La question est posée. Longtemps perçu comme un carburant de transition entre le charbon et les renouvelables, le gaz naturel s’est en réalité imposé comme le nouveau pilier du mix énergétique tant ses avantages — son abondance et son faible coût surtout — sont nombreux.

Du reste, comme la valeur d’une matière première découle en premier chef de sa rareté, ce sont justement ces avantages qui l’ont rendu si radioactif auprès des investisseurs. En Amérique du Nord, la production en excès de la demande déprime ainsi les cours depuis presque vingt ans — en réalité, depuis que les forages de schistes se sont généralisés.  

Au niveau environnemental, sur les deux dernières décennies, la transition du charbon vers le gaz naturel a permis de diminuer les émissions de Co2 par tête de 30% sur le continent nord-américain. Sur la période, alors que la part du gaz triplait, la part de charbon dans la production d’électricité a été divisée par trois ; la substitution de l’un par l’autre est ici évidente. 

La tendance va continuer puisque 46GW de la production nord-américaine de charbon seront décomissionés d’ici 2030. En parallèle, le continent développe ses infrastructures LNG pour exporter sa production domestique de gaz. Celle-ci doublera d’ici la fin de la décennie, de 12.5 à 25 milliards milliards de pieds cubes par jour.

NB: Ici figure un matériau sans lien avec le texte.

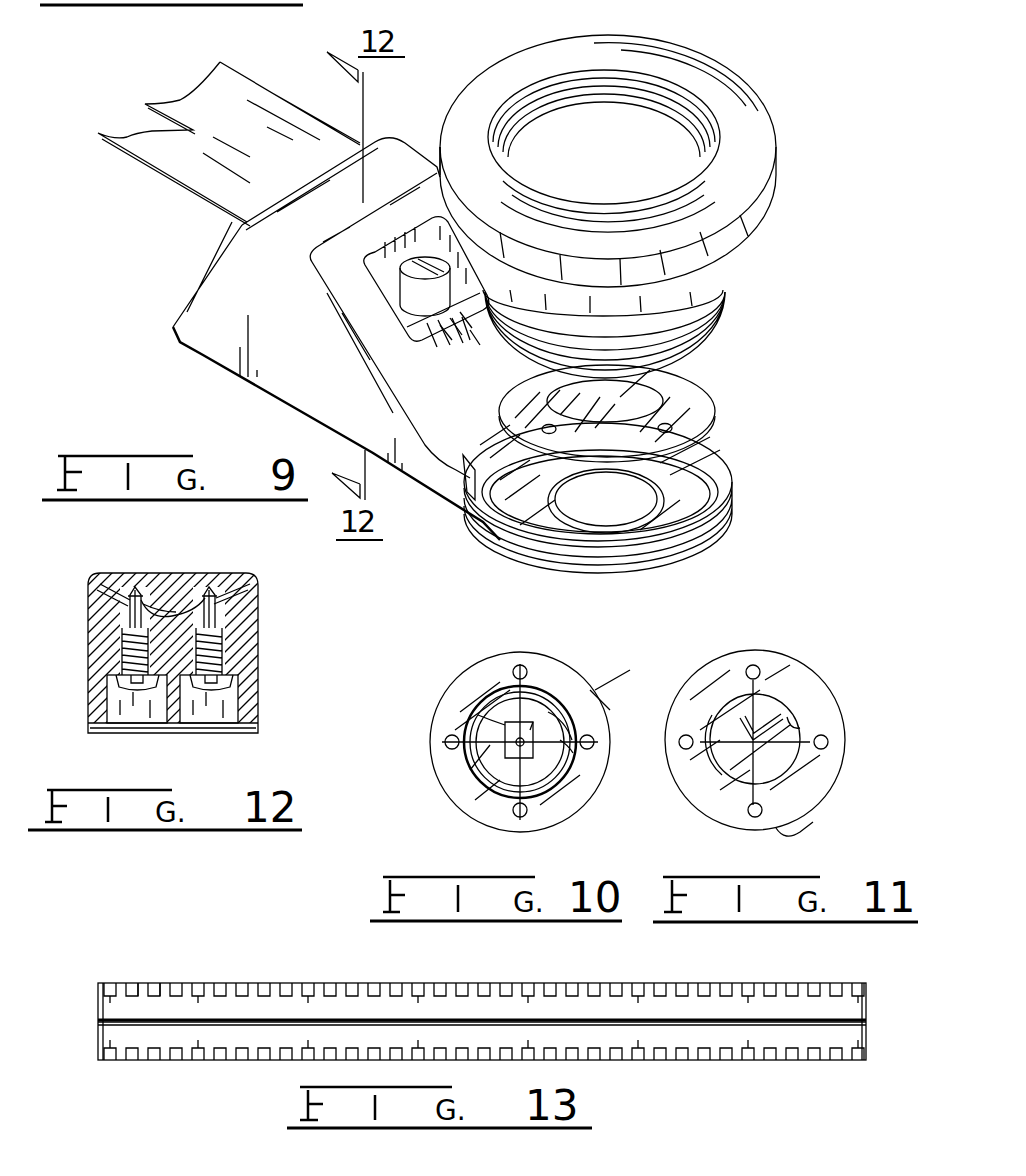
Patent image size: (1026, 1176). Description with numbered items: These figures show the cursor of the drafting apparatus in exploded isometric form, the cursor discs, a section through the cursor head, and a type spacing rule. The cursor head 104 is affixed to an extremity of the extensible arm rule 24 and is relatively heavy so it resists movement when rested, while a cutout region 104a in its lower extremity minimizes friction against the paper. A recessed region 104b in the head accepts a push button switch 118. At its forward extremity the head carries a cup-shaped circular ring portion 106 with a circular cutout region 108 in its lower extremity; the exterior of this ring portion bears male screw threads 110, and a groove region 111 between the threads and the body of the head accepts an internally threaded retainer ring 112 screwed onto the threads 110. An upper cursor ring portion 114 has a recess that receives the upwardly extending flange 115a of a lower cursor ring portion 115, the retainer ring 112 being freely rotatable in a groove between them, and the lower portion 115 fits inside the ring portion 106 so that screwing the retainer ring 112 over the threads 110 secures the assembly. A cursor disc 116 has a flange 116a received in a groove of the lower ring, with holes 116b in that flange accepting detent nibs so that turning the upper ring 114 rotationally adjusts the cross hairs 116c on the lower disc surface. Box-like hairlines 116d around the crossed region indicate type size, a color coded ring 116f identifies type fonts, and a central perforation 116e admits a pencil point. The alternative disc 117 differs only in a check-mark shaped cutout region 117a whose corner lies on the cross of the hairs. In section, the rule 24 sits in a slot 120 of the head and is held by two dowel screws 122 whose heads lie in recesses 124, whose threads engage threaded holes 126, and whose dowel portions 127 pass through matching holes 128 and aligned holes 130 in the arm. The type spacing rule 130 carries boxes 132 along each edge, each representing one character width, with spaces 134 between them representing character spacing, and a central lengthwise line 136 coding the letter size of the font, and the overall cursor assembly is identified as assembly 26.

In FIG. 9, the extensible arm rule 24 is at (236, 119).
In FIG. 12, the extensible arm rule 24 is at (180, 600).
In FIG. 9, the measuring assembly 26 is at (470, 52).
In FIG. 9, the cursor head 104 is at (280, 287).
In FIG. 12, the cursor head 104 is at (95, 572).
In FIG. 9, the cutout region 104a is at (277, 397).
In FIG. 12, the cutout region 104a is at (160, 730).
In FIG. 9, the recessed region 104b is at (427, 258).
In FIG. 9, the circular ring portion 106 is at (687, 533).
In FIG. 9, the circular cutout region 108 is at (568, 527).
In FIG. 9, the male screw threads 110 is at (705, 532).
In FIG. 9, the cutout or groove region 111 is at (447, 483).
In FIG. 9, the retainer ring 112 is at (763, 214).
In FIG. 9, the upper cursor ring portion 114 is at (757, 94).
In FIG. 9, the lower cursor ring portion 115 is at (722, 340).
In FIG. 9, the upwardly extending flange 115a is at (727, 290).
In FIG. 9, the cursor disc 116 is at (703, 367).
In FIG. 10, the cursor disc 116 is at (522, 652).
In FIG. 9, the cursor disc flange 116a is at (703, 392).
In FIG. 10, the cursor disc flange 116a is at (545, 812).
In FIG. 9, the holes 116b is at (675, 430).
In FIG. 10, the holes 116b is at (535, 808).
In FIG. 10, the cross hairs 116c is at (552, 720).
In FIG. 10, the box-like hairlines 116d is at (507, 725).
In FIG. 10, the central perforation 116e is at (530, 730).
In FIG. 10, the color coded ring 116f is at (573, 753).
In FIG. 11, the disc 117 is at (805, 825).
In FIG. 11, the cutout region 117a is at (787, 717).
In FIG. 9, the push button switch 118 is at (400, 268).
In FIG. 12, the slot 120 is at (178, 610).
In FIG. 12, the dowel screws 122 is at (120, 670).
In FIG. 12, the recesses 124 is at (135, 703).
In FIG. 12, the threaded holes 126 is at (110, 642).
In FIG. 12, the dowel portions 127 is at (122, 625).
In FIG. 12, the matching holes 128 is at (130, 590).
In FIG. 12, the holes / type spacing rule 130 is at (141, 598).
In FIG. 13, the holes / type spacing rule 130 is at (274, 978).
In FIG. 13, the boxes 132 is at (112, 985).
In FIG. 13, the space 134 is at (167, 985).
In FIG. 13, the line 136 is at (185, 1023).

Le supercomputing, les data centers, les véhicules électriques et toutes les grandes tendances industrielles du moment vont dans le sens d’une forte augmentation de la demande de gaz. Aux Etats-Unis, les data centers consommaient 2.5% de la production d’électricité nationale en 2022. Cette part va tripler d’ici la fin de la décennie, pour représenter à elle seule entre 5 et 10 milliards de pieds cube par jour en demande supplémentaire. 

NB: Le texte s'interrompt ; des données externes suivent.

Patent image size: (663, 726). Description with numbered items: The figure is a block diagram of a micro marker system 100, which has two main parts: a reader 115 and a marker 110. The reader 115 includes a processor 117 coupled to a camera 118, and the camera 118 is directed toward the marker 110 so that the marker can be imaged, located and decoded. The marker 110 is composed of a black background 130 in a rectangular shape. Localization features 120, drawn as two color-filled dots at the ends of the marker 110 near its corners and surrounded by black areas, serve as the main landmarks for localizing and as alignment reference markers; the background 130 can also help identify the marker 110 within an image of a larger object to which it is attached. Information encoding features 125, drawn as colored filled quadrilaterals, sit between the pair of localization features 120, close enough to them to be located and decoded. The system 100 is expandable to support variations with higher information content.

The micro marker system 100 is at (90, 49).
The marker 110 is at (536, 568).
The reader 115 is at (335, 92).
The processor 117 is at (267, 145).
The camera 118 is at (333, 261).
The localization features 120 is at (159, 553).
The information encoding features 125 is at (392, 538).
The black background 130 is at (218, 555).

Pour la perspective large, ces éléments de marché en Amérique du Nord sont à mettre en comparaison avec ceux observés en Chine. Là-bas, la production d’électricité reste assurée à hauteur de 60% par le charbon. Un chiffre édifiant à ce sujet : l’année dernière, en moyenne, des permis de construire étaient délivrés pour deux nouvelles centrales à charbon chaque semaine. 

La Chine représente un tiers des émissions mondiales de Co2. Sa seconde source de production d’électricité, l’hydro, a tendance à dramatiquement diminuer durant les périodes de sécheresse — hélas de plus en plus fréquentes — tandis que ses gigantesques fermes d’éoliennes, par définition, ne produisent que par intermittence. 

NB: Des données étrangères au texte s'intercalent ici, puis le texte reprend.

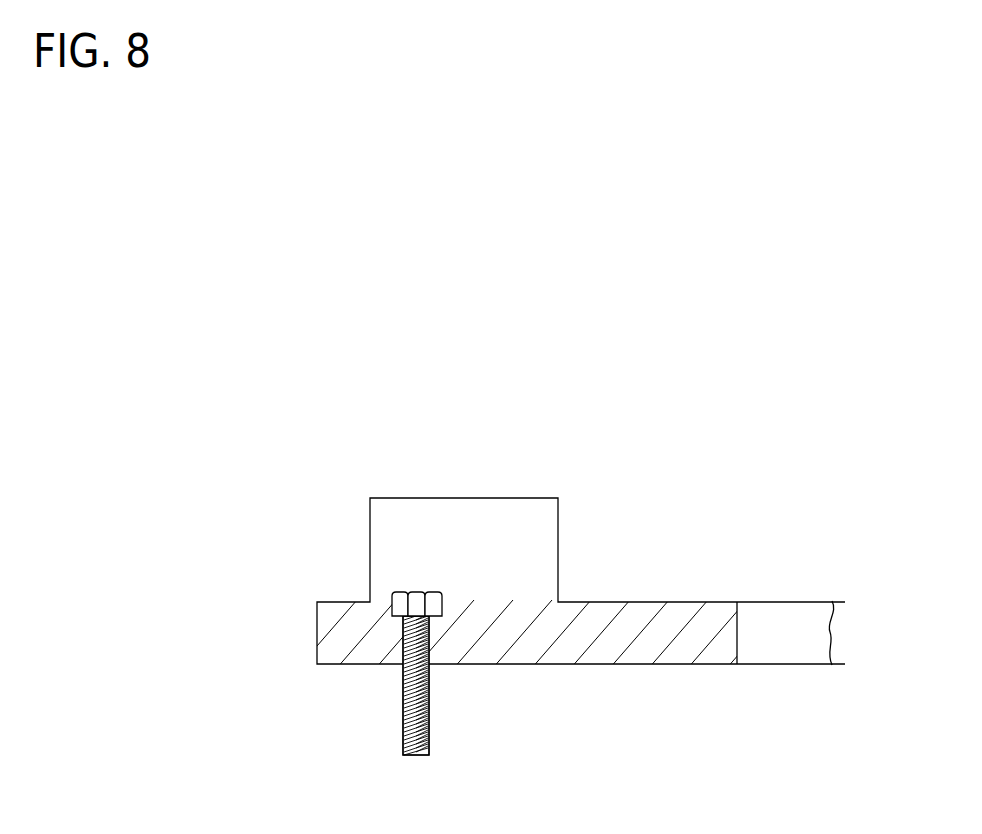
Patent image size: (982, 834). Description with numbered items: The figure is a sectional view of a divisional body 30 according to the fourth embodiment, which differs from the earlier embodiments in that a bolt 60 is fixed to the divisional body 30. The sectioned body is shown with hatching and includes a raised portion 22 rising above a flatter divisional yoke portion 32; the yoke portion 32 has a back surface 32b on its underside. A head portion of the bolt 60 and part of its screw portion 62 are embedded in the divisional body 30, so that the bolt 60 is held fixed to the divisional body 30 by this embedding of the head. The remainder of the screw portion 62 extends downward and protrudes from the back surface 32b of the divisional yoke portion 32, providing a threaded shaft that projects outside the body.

The protruding portion 22 is at (482, 552).
The divisional body 30 is at (443, 599).
The divisional yoke portion 32 is at (709, 632).
The back surface 32b is at (594, 665).
The bolt 60 is at (359, 642).
The screw portion 62 is at (402, 717).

La dépendance de l’Empire du Milieu au charbon reste donc préoccupante. Ceci explique en large partie pourquoi la production de Co2 par habitant y a été multipliée par trois depuis le début du siècle. A terme, le pays devrait initier un processus de substitution du charbon par le gaz comparable à celui observé en Amérique du Nord.

La récente entreprise de séduction des pays du Golfe par Xi Jinping n’est sans doute pas étrangère à cet impératif stratégique.